Begey, Melissa. 2019. “The Toxic Waste on Your Back.” In Toxic Fashion, created by Melissa Begey. In Visualizing Toxic Subjects Digital Exhibit, curated by James Adams and Kim Fortun. The Center for Ethnography. February 9.

Language
English
Contributor(s)
Last Revision Date
Critical Commentary

Caption Statement: This image is meant to bring to the fore the layering of toxicity in our contemporary moment. In particular, it speaks to our dependence on petrolium and the lifecycle(s) of plastic. Here, the viewer is presented with a photograph of a black women's puffer jacket from the online retailer Everlane in the plastic bag from which it was shipped. The viewer is immediately confronted with text printed on the polybag that reads "This ia a poly bag. Almost every manufactured good that ships from a factory comes in one. This one is made from reycled plastic. Please recycle it again." Within the poly bag, though, the Everlane jacket itself is claimed to have been produced from 15 "renewed" (recycled) plastic bottles. Taken together, this image at once comments on the potentialities of using industrial or post-comsumer waste (espeically waste that is not biodegradable) into objects of beauty or utiliy, as well as subverting the inverse of this materiality: the continual use and implications of virgin plastic (in fashion and other domains). 

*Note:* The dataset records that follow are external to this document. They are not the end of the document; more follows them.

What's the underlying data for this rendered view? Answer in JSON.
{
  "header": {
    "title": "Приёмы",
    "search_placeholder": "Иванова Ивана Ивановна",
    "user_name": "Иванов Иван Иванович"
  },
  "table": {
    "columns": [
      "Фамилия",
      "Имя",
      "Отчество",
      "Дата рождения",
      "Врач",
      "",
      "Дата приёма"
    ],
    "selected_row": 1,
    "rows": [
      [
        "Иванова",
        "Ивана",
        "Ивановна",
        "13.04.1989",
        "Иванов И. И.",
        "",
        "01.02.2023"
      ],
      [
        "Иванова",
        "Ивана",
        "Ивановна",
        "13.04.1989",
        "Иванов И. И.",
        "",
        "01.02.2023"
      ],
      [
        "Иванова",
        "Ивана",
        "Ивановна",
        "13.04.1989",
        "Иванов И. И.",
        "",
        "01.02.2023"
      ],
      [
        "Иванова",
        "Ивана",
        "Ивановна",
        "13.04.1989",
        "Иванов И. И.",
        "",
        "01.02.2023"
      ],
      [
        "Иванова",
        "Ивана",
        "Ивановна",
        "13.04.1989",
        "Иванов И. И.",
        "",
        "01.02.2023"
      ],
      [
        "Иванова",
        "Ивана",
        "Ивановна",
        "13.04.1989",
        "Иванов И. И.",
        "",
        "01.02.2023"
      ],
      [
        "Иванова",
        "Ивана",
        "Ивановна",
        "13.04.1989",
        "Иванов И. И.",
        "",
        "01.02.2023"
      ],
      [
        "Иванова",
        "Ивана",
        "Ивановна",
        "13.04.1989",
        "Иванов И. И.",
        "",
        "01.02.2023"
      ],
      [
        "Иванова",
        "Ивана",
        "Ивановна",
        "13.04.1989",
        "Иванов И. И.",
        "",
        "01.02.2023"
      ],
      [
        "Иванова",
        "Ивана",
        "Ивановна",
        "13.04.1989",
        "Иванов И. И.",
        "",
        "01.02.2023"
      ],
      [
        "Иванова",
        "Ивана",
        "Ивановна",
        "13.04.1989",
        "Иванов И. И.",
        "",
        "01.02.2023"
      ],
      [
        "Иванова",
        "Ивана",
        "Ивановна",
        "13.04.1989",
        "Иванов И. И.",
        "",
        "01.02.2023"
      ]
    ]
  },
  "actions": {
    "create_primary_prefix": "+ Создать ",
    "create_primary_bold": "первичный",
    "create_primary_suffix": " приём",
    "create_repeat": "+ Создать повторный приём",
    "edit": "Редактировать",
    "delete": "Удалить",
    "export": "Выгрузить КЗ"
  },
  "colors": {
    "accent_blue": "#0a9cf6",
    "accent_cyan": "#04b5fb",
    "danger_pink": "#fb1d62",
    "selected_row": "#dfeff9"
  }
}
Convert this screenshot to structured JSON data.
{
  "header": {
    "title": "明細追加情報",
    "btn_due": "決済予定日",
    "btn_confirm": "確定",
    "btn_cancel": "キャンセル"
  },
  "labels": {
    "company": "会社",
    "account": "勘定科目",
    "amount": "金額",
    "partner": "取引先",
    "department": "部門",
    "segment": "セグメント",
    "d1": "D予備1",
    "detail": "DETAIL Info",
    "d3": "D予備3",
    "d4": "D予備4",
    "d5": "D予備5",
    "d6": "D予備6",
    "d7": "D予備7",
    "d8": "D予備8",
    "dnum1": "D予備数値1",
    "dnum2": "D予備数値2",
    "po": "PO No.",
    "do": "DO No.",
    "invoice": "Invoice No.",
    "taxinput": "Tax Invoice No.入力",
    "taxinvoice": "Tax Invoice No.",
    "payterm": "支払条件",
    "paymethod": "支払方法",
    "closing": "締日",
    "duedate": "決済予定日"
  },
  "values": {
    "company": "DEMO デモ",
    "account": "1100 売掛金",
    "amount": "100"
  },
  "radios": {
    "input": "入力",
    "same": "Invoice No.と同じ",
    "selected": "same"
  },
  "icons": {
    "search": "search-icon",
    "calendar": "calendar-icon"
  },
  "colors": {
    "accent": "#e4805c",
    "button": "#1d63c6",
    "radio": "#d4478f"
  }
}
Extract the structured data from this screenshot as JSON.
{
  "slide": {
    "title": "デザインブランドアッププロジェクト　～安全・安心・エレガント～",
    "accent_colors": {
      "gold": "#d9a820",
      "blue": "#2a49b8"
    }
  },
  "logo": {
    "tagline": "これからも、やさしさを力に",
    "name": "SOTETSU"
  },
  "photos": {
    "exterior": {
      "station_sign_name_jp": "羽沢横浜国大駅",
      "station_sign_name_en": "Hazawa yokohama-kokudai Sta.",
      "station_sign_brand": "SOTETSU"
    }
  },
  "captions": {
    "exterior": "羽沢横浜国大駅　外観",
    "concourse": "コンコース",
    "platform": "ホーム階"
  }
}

Design Statement: I think because this is an image of apparel (among other things) it invites the reader to try an idea/concept/worldview on for size. Clothing largely serves as a boundary object between human - nature/environment. On the one hand, it could potentially protect one's body from toxicity in a multitile of ways: from physical/materual toxic substances (here I'm thinking of hazmat suits, bee-keeper apparel), to toxic environments (NASA space-suits could fit into this category), but also from socially toxic encounters by choosing to dress in a particular way. In this light, clothing can be seeing as a shield to toxicity. On the other hand, apparel repurposed from once (and potentially currrently) toxic substances engenders space to think about what it means to wear toxicity. Wearing toxicity could be read as an index: here, the Everlane jacket coud index the toxicity of plastic waste as a global probem. But here I'm thnking more about the embodied aspects of wearing potentially toxic material: how does this image, then, invite the viewer to think about what it means to have these repurposed materials enter the apparel market? What does it feel like to wear recycled polyster? What are the implications of this?